Adult Nursing’s Doreen is one of the new Nursing Times student editors
A Northampton student will use a national platform to highlight issues facing her peers, after being appointed as a guest editor for a leading nursing publication.
Doreen Dube is in the second year of her degree in Adult Nursing at the University of Northampton and has recently become one of six new student editors for the Nursing Times.
The editor posts are an opportunity for nursing students to support others, learn new skills, develop their writing and reflect on their own practice.
The editors will take it in turns over the next year to write the weekly student editor blog and will work with the Nursing Times team to put forward the issues they think matter to the student nurse population.
Of her appointment, Doreen said: “The Nursing Times’ editor gave me a call a few weeks before publicly announcing the new student editors. After hearing the news, I was surprised and didn’t know what to say in response, but I managed to get a few words of gratitude out before the call ended!
“I was thinking about documenting my journey toward being a nurse but wasn’t sure of the right platform to do this. When I heard about the editor posts, I just tried my luck and applied, but I am really excited about the opportunity. It gives me the chance to talk about topics in the nursing field that resonate for myself and my fellow students.
“I’m a bit of an introvert, so I tend to find ways other than talking to tell my stories; writing is a tool I occasionally use to express my thoughts and feelings about topics that interest me, which is another reason I applied for the student editor position. I didn’t really tell anyone I’d applied, but my friends and family are pretty excited as well.”
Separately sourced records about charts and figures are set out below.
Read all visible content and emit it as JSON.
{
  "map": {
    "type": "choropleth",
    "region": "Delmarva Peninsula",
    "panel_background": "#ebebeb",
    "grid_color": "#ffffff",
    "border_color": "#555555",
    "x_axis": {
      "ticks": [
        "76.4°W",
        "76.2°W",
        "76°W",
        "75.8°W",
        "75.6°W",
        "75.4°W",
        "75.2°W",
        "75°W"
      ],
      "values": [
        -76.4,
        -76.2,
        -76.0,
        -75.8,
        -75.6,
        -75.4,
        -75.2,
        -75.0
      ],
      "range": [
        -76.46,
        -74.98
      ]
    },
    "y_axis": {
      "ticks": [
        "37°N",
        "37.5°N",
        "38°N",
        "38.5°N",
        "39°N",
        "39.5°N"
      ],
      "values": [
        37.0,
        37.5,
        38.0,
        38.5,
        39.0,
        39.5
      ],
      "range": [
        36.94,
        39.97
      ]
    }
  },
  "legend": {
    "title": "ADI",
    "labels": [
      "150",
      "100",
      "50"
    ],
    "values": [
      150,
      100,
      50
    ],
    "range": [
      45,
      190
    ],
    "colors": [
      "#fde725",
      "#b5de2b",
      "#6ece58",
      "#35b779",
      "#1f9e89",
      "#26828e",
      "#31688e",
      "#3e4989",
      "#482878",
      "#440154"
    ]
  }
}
Doreen’s first blog – the first of seven – will be submitted at the end of this week. She is taking the opportunity to focus on something that many nursing students experience – imposter syndrome.
Imposter syndrome is a psychological state in which individuals doubt their skills, talents or accomplishments and have a persistent fear of being exposed as a ‘fraud’.
Doreen adds: “Anyone can experience this, where you feel you don’t deserve what you are achieving and it’s something I’ve definitely felt. I’m an international student from Zimbabwe and even though I felt I was ready for the course when I started, some of the other students had more experience and I felt a bit ‘in their shade’.
“I felt I didn’t deserve to be on the course because I was not at the same level and also because I was not as knowledgeable about how the healthcare system here works. I felt out of my depth.
“But now I’ve settled in and thanks to some confidence boosting conversations with my lecturers – some of whom have experienced the same things I have – I take a lot more pride in what I’m doing and achieving. I want to use my articles for the Nursing Times as a chance to help other students feel the same sort of pride in what they are doing and help them feel they aren’t alone.”